Opinião: É hora de os alemães dizerem basta à espionagem
28 de outubro de 2013Washington, 1972. A sede do Partido Democrata dos Estados Unidos é invadida. Os arrombadores pertenciam aos círculos do presidente Richard Nixon. A tentativa criminosa de adquirir informações sobre a estratégia de campanha eleitoral do grupo oposicionista acabaria custando o cargo ao chefe de Estado republicano, dois anos mais tarde.
Desde então, o escândalo de Watergate constitui uma mancha vergonhosa na cultura política dos EUA. E há quatro décadas o nome é usado como sinônimo para descalabros políticos. Portanto, não é por acaso que o escândalo de espionagem pela Agência de Segurança Nacional (NSA) americana acabou sendo apelidado em Berlim como "Handygate" ("Celulargate", em tradução livre).
Mas quem vai querer comparar a escuta do telefone da chanceler federal Angela Merkel ao escândalo de Watergate? E, no entanto, em princípio a comparação é legítima: na era digital, não é mais preciso pé-de-cabra e lanterna para se arrancarem informações. Os modos de obtenção são outros, o objetivo é o mesmo.
Os americanos fazem tudo o que é possível, mesmo que seja ilegal ou imoral. É o que eles mesmos dizem de si e de suas pretensões de poder. Nesse aspecto, Barack Obama é, acima de tudo, o principal representante dos interesses de seu país – e é por essa perspectiva que olha o mundo. É bem como declarou certa vez o então presidente da França, Charles de Gaulle: os Estados não têm amigos, têm interesses.
E os interesses de Washington são globais. Até onde se sabe, os EUA possuem cerca de 80 centros de interceptação de comunicações ao redor do mundo, dos quais 19 na Europa. Dois cabem à Alemanha, sendo um Berlim, o outro em Frankfurt, centro financeiro e bancário do país. Portanto, um local onde é difícil justificar o monitoramento com o combate ao terrorismo. Tudo leva antes a crer que a intenção seja espionar os círculos das altas finanças. E isso é traição.
Escuta clandestina entre amigos é abuso de poder
A Alemanha tem muito a agradecer aos EUA. Entre outras coisas, os alemães receberam a democracia de presente dos americanos – pois lutar por ela, eles não lutaram. O Plano Marshall é um dos motivos por que o país se tornou o gigante econômico que é, há décadas.

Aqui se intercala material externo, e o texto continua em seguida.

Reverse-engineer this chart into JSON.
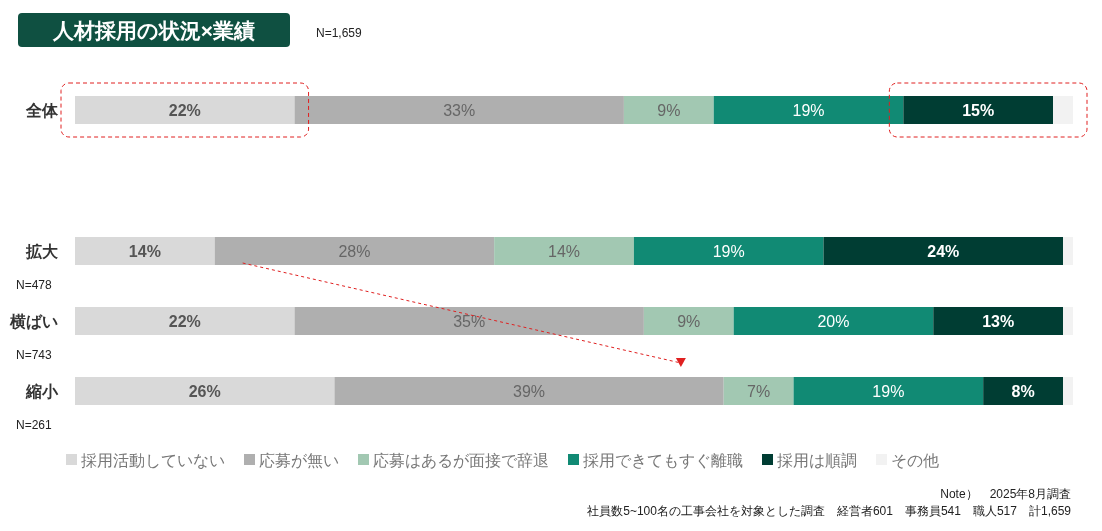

Diante desse pano de fundo histórico, a República Federal da Alemanha – tanto antes como depois da reunificação do país – nunca se emancipou politicamente de Washington por completo. Quase sempre o país se colocou do lado do grande irmão, incondicionalmente. O "não" do ex-premiê Gerhard Schröder à guerra do Iraque foi uma exceção na história recente.
O escândalo de espionagem é, agora, a chance para mais uma cesura. Justamente por a relação Alemanha-Estados Unidos ser tão intensa e indissolúvel, a reação de Berlim deve ser radicalmente nova, no tom e nos atos.
As oportunidades para uma objeção decidida por parte da Alemanha existem. Por exemplo, nas negociações para um tratado de livre comércio entre a União Europeia e os EUA; ou na iniciativa teuto-brasileira de obter uma resolução da ONU contra os americanos.
Independente das consequências, a mensagem deve ser: "Agora chega!" Pois se – passados 70 anos do fim da guerra e 23 da unificação da Alemanha – Washington insiste em se comportar como um invasor digital, então chegou a hora colocar a amizade em questão.